The standard adult dose of CARDIZEM LA is: Oral, 180-360 mg once daily; initiate at 180 mg once daily, titrate to 240 mg, then 300 mg, then 360 mg once daily as needed.. The standard adult dose of AFEDITAB CR is: 30-60 mg orally once daily, extended-release; maximum 90 mg/day.. Dosing should always be individualized based on indication, renal and hepatic function, age, and other patient factors.
No direct drug-drug interaction has been formally documented between CARDIZEM LA and AFEDITAB CR in current clinical databases. However, individual patient risk factors including other medications, organ function, and comorbidities should always be evaluated by a qualified healthcare provider.

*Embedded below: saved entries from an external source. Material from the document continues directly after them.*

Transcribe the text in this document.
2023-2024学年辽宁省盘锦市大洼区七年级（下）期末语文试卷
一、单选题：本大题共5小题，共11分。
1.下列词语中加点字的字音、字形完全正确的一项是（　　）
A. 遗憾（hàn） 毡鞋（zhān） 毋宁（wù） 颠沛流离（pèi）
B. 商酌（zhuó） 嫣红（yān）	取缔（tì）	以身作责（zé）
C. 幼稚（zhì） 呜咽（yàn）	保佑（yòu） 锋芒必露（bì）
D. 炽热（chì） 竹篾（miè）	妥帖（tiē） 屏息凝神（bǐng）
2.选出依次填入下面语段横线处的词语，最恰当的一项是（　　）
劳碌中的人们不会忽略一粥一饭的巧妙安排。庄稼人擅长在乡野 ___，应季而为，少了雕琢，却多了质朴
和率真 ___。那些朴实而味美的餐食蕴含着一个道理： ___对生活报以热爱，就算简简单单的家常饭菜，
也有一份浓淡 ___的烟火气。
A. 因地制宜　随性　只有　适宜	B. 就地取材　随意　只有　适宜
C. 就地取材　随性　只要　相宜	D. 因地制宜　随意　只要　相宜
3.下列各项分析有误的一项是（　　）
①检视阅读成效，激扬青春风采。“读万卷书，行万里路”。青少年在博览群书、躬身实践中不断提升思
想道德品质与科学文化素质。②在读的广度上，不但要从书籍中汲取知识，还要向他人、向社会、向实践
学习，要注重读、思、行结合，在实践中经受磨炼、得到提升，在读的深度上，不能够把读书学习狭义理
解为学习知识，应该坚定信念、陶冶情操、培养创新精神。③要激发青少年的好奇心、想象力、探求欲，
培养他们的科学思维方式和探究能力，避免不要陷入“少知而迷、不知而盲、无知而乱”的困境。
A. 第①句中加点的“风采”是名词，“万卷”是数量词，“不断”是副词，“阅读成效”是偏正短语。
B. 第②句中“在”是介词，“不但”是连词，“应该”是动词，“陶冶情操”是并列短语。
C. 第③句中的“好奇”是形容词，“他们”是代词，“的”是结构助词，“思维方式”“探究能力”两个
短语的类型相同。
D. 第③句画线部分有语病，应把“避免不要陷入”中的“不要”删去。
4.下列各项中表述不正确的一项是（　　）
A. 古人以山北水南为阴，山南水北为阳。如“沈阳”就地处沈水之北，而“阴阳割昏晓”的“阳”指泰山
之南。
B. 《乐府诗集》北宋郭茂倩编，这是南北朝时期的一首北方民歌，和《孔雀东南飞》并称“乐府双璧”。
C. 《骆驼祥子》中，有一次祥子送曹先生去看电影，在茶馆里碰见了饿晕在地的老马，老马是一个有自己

The maternal-fetal safety profiles differ. CARDIZEM LA is classified as Category C. Category C. First trimester: No adequate studies in humans; animal studies show embryotoxicity and fetotoxicity at high doses. Second and third trimesters: Risk of fetal bradycardi. AFEDITAB CR is classified as Category C. Teratogenic effects not established; first trimester: no data in humans, animal studies show no teratogenicity; second and third trimesters: risk of fetal hypoxia, intrauterine gro. Always consult a maternal-fetal medicine specialist before taking either drug during pregnancy or lactation.